The meeting of these inventive ensembles might seem like something of a culture clash, but both groups have proven themselves adept at incorporating clashing cultures on their own. The 14-piece Spoken Hand consists of four distinct percussion batteries: North Indian tabla, Brazilian samba, West African djembe, and Afro-Cuban batá.
Inspired by the way that performance groups like Stomp and Blue Man Group explored rhythm in eccentric, theatrical fashion, Hamilton founded Voices to take a similar approach to singing. The ensemble performs pieces that range from Gregorian chant to barbershop quartet, Tuvan throat-singing to South African miners' songs, Congolese mouth-clicking to hip-hop beat-boxing.
Melding two such eclectic congregations could easily lead to a multicultural cacophony. It's hard to conceive of Andrews Sisters-style swing coexisting with Afro-Cuban rhythms, old-school gospel harmonizing with Indian table, or Meredith Monk-inspired vocalizations making peace with Cuban batá. According to Spoken Hand cofounder Lenny Seidman, however, they've found a natural fit.
"Voices and drums are probably the first, most basic musical expressions," Seidman says. "So there's a lot of history in this music, a lot of cultural identity."
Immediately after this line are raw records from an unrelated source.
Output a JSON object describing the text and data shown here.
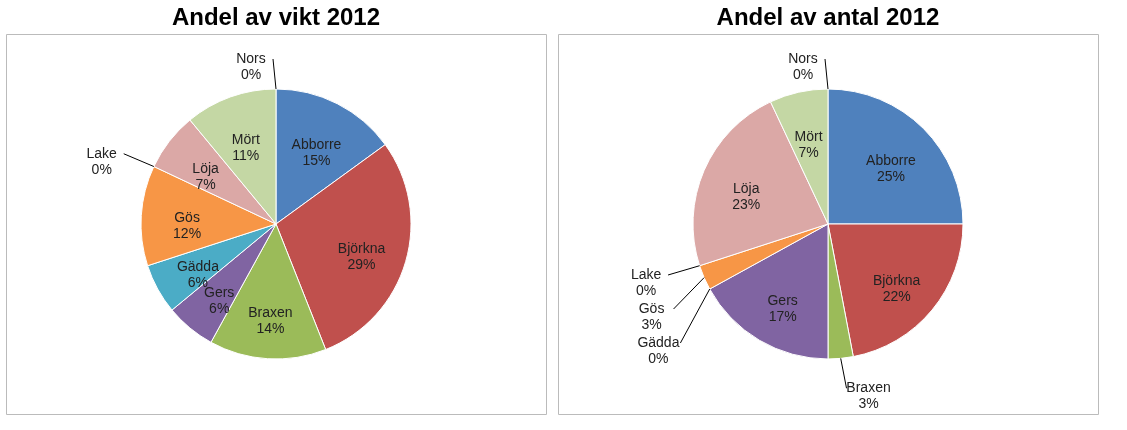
{
  "chart_data": [
    {
      "type": "pie",
      "title": "Andel av vikt 2012",
      "categories": [
        "Abborre",
        "Björkna",
        "Braxen",
        "Gers",
        "Gädda",
        "Gös",
        "Lake",
        "Löja",
        "Mört",
        "Nors"
      ],
      "values": [
        15,
        29,
        14,
        6,
        6,
        12,
        0,
        7,
        11,
        0
      ],
      "value_labels": [
        "15%",
        "29%",
        "14%",
        "6%",
        "6%",
        "12%",
        "0%",
        "7%",
        "11%",
        "0%"
      ],
      "colors": [
        "#4f81bd",
        "#c0504d",
        "#9bbb59",
        "#8064a2",
        "#4bacc6",
        "#f79646",
        "#2c4d75",
        "#dba8a6",
        "#c4d7a4",
        "#772c2a"
      ]
    },
    {
      "type": "pie",
      "title": "Andel av antal 2012",
      "categories": [
        "Abborre",
        "Björkna",
        "Braxen",
        "Gers",
        "Gädda",
        "Gös",
        "Lake",
        "Löja",
        "Mört",
        "Nors"
      ],
      "values": [
        25,
        22,
        3,
        17,
        0,
        3,
        0,
        23,
        7,
        0
      ],
      "value_labels": [
        "25%",
        "22%",
        "3%",
        "17%",
        "0%",
        "3%",
        "0%",
        "23%",
        "7%",
        "0%"
      ],
      "colors": [
        "#4f81bd",
        "#c0504d",
        "#9bbb59",
        "#8064a2",
        "#4bacc6",
        "#f79646",
        "#2c4d75",
        "#dba8a6",
        "#c4d7a4",
        "#772c2a"
      ]
    }
  ]
}
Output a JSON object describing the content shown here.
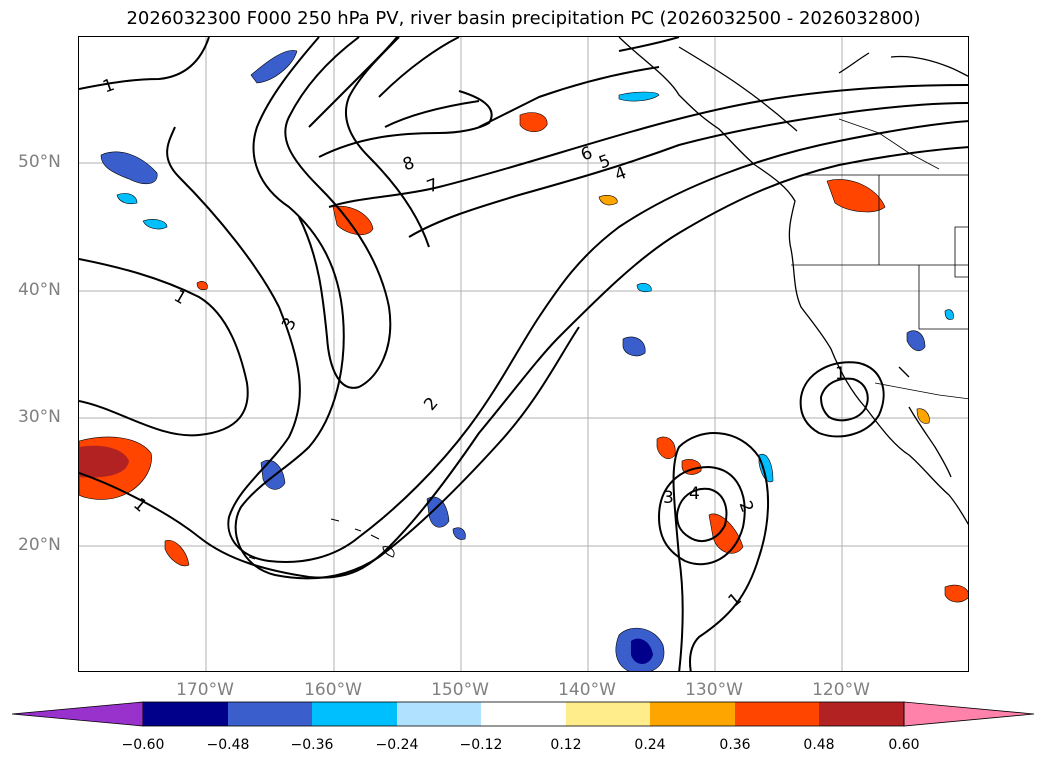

Seidman and Hamilton met when both were touring with Philly hip-hop dance choreographer Rennie Harris' show Facing Mekka in 2003. Voices was as yet an unrealized concept in Hamilton's mind, while Spoken Hand had existed for seven years, but the two immediately saw the potential in a merger. Each is intimately familiar with the other's language: Hamilton is a percussionist as well as vocalist and has performed with artists such as Pat Metheny, Steely Dan's Donald Fagen, John Cage, and Spyro Gyra. Seidman has incorporated vocals and recitation into his work with Spoken Hand, as well as chanting learned from his father, a cantor.
Fast-forward seven years, to Painted Bride executive director Laurel Raczka's approaching Seidman, who also serves as the Bride's music curator, with the suggestion of a Spoken Hand/Voices collaboration. A $70,000 grant from the Philadelphia Music Project then made the idea a reality.
Skins & Songs has been developed over a 10-month period by the two ensembles batting ideas back and forth – and was still a work in progress at the end of last week. "We're still creating material," Seidman said Friday. "Ideas come up and we're like little kids; we can't contain ourselves."
Spoken Hand cofounder Daryl "Kwasi" Burgee says audiences can expect "a wonderful mix of tremendous melodies with flavors and textures and feelings that they've never heard together."
The program, Burgee continues, reaches back into the deep roots of intertwined musical and spiritual traditions, but is thoroughly modern in its realization. "The element of so many cultures and diversities blended together is really representative of what we have access to today. At the push of a button, you can go anyplace in the world and study or hear any type of music. So I think what we're expressing in this is the fact that the world has come so much closer together and become so much smaller."
Fans of Spoken Hand who have followed the ensemble's regular Painted Bride performances over the years may be surprised to see a more theatrical approach for this piece, with plenty of movement and elaborate lighting cues. Both groups anticipate a long life for the project after this weekend's performance; Hamilton is even gazing past the horizon to Broadway.
For now, all involved are excited simply to bring their work to audiences after such a long and fruitful gestation. "What people will see is two very unique ensembles coming together to create something new for both of us," says Hamilton. "It's a very unique mix of folks on stage, a lot of different colors and hues and theatrical styles."